Come to find out, older brother moved their trust money into his trust so he could “manage” it better.
Of course, you never knew any of this…until now.
We read in the media about these kinds of stories all the time, usually about the significantly wealthy who are majority shareholders in large public companies.
It’s not limited to the US, or to Asia, or to anywhere else. It happens all over the world and it can happen to a family that owns a small, $20 million fortune.
This client was a Silent generation man who didn’t talk about the money and who didn’t believe in telling the rest of the family how much there was.
In this case as in others, the father trusted his older son to take care of his younger brother and sister.

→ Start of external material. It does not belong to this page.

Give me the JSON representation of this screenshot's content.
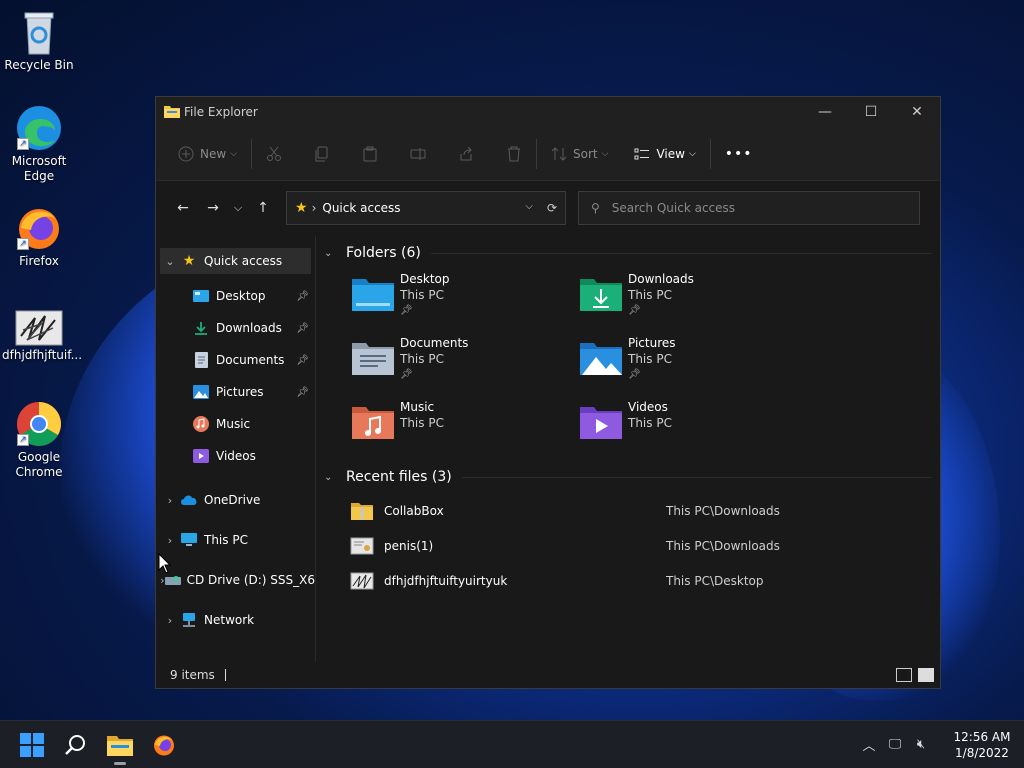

He gave strict verbal instructions that the other siblings were not to be given their part of the money all at once and that they should be at least 30 years old before they got anything.
The only place any of this was written down was in the father’s will, naming the older son executor of the estate and successor trustee.
The trust document had very few specific parameters because the father had confidence his son would manage the trust according to his wishes.
How can you help them?
At this late date, the best you can do is to encourage your client to hire an external consultant or psychologist specializing in family dynamics issues and agree to work with that professional as well as the family attorneys.
That may not solve the issue but it will offer support to the entire family as it goes through this horrible litigation. It could even lead the family to a more amicable settlement.
For other clients whose issues have not reached this type of breaking point, you can help them do better planning.
Step One is to meet with your client and to go through an in-depth discovery process involving his wishes for both the business and his heirs.
Step Two is to have a family-wide conversation about those wishes—what is to happen and who is to control what. Elicit input from other family members.
This can be a delicate process, one that also may require additional help.
Step Three is to hire an estate planning and/or business succession planning attorney to formally document what has been decided. Everything that has been decided.
The smallest detail that is overlooked can one day end up being the focus of a family lawsuit.
Minimum attorney’s fees for family lawsuits can range from $100,000 to $2 million to $40 million.
Whatever the cost, the toll is always emotionally devastating and tragically wealth depleting. This is a conversation your clients will thank you for starting with them.